D’un style typiquement européen, cette réponse technocratique aux divergences d’intérêts et aux préoccupations relatives à la sécurité énergétique exprimés au sein et à l’extérieur de l’Union a également constitué une double réponse informationnelle de l’UE. Aux Etats-Unis d’une part : l’Europe est en mesure -quoique tardivement et dans un appareil quelque peu symbolique- de prendre collectivement ses propres dispositions en matière de sécurité énergétique. A l’Allemagne d’autre part : en plaçant le projet Nord Stream 2 sous la coupe de la régulation européenne, l’Europe rappelle à l’Allemagne que les externalités stratégiques de ce projet s’inscrivent dans un cadre européen qui dépasse largement l’approche quasi exclusivement nationale et commerciale défendue outre Rhin, notamment au détriment des pays est-européens impactés. Ces derniers voient leurs rentes du transit actuel de gaz par les pipelines terrestres menacées à terme : c’est par extension de leur résilience future à l’influence russe dont il est question s’ils venaient à être exclus des flux de transit gazier.

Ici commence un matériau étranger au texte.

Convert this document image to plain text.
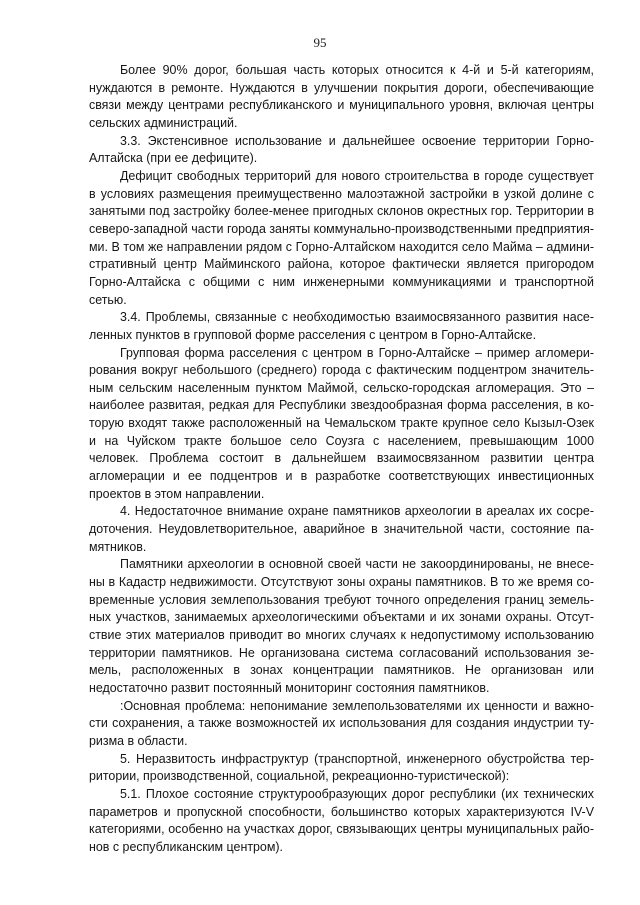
95

Более 90% дорог, большая часть которых относится к 4-й и 5-й категориям, нуждаются в ремонте. Нуждаются в улучшении покрытия дороги, обеспечивающие связи между центрами республиканского и муниципального уровня, включая центры сельских администраций.

3.3. Экстенсивное использование и дальнейшее освоение территории Горно-Алтайска (при ее дефиците).

Дефицит свободных территорий для нового строительства в городе существует в условиях размещения преимущественно малоэтажной застройки в узкой долине с занятыми под застройку более-менее пригодных склонов окрестных гор. Территории в северо-западной части города заняты коммунально-производственными предприятиями. В том же направлении рядом с Горно-Алтайском находится село Майма – административный центр Майминского района, которое фактически является пригородом Горно-Алтайска с общими с ним инженерными коммуникациями и транспортной сетью.

3.4. Проблемы, связанные с необходимостью взаимосвязанного развития населенных пунктов в групповой форме расселения с центром в Горно-Алтайске.

Групповая форма расселения с центром в Горно-Алтайске – пример агломерирования вокруг небольшого (среднего) города с фактическим подцентром значительным сельским населенным пунктом Маймой, сельско-городская агломерация. Это – наиболее развитая, редкая для Республики звездообразная форма расселения, в которую входят также расположенный на Чемальском тракте крупное село Кызыл-Озек и на Чуйском тракте большое село Соузга с населением, превышающим 1000 человек. Проблема состоит в дальнейшем взаимосвязанном развитии центра агломерации и ее подцентров и в разработке соответствующих инвестиционных проектов в этом направлении.

4. Недостаточное внимание охране памятников археологии в ареалах их сосредоточения. Неудовлетворительное, аварийное в значительной части, состояние памятников.

Памятники археологии в основной своей части не закоординированы, не внесены в Кадастр недвижимости. Отсутствуют зоны охраны памятников. В то же время современные условия землепользования требуют точного определения границ земельных участков, занимаемых археологическими объектами и их зонами охраны. Отсутствие этих материалов приводит во многих случаях к недопустимому использованию территории памятников. Не организована система согласований использования земель, расположенных в зонах концентрации памятников. Не организован или недостаточно развит постоянный мониторинг состояния памятников.

:Основная проблема: непонимание землепользователями их ценности и важности сохранения, а также возможностей их использования для создания индустрии туризма в области.

5. Неразвитость инфраструктур (транспортной, инженерного обустройства территории, производственной, социальной, рекреационно-туристической):

5.1. Плохое состояние структурообразующих дорог республики (их технических параметров и пропускной способности, большинство которых характеризуются IV-V категориями, особенно на участках дорог, связывающих центры муниципальных районов с республиканским центром).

Illustration néanmoins de la persistance des dissensions au sein des pays européens, l’office polonais anti-monopole infligeait le 8 novembre 2019 une amende de 40 millions d’euros au groupe gazier français ENGIE pour avoir “refusé, de manière répétée et sans fondement légal”, de lui fournir des informations sur le financement du gazoduc Nord Stream 2, précisant qu’ « il ne s’agissait que d’une étape ». Quelques jours auparavant, le Danemark avait autorisé la construction du gazoduc Nord Stream 2 dans ses eaux territoriales, ôtant ainsi théoriquement le dernier obstacle à la finalisation de cet ouvrage.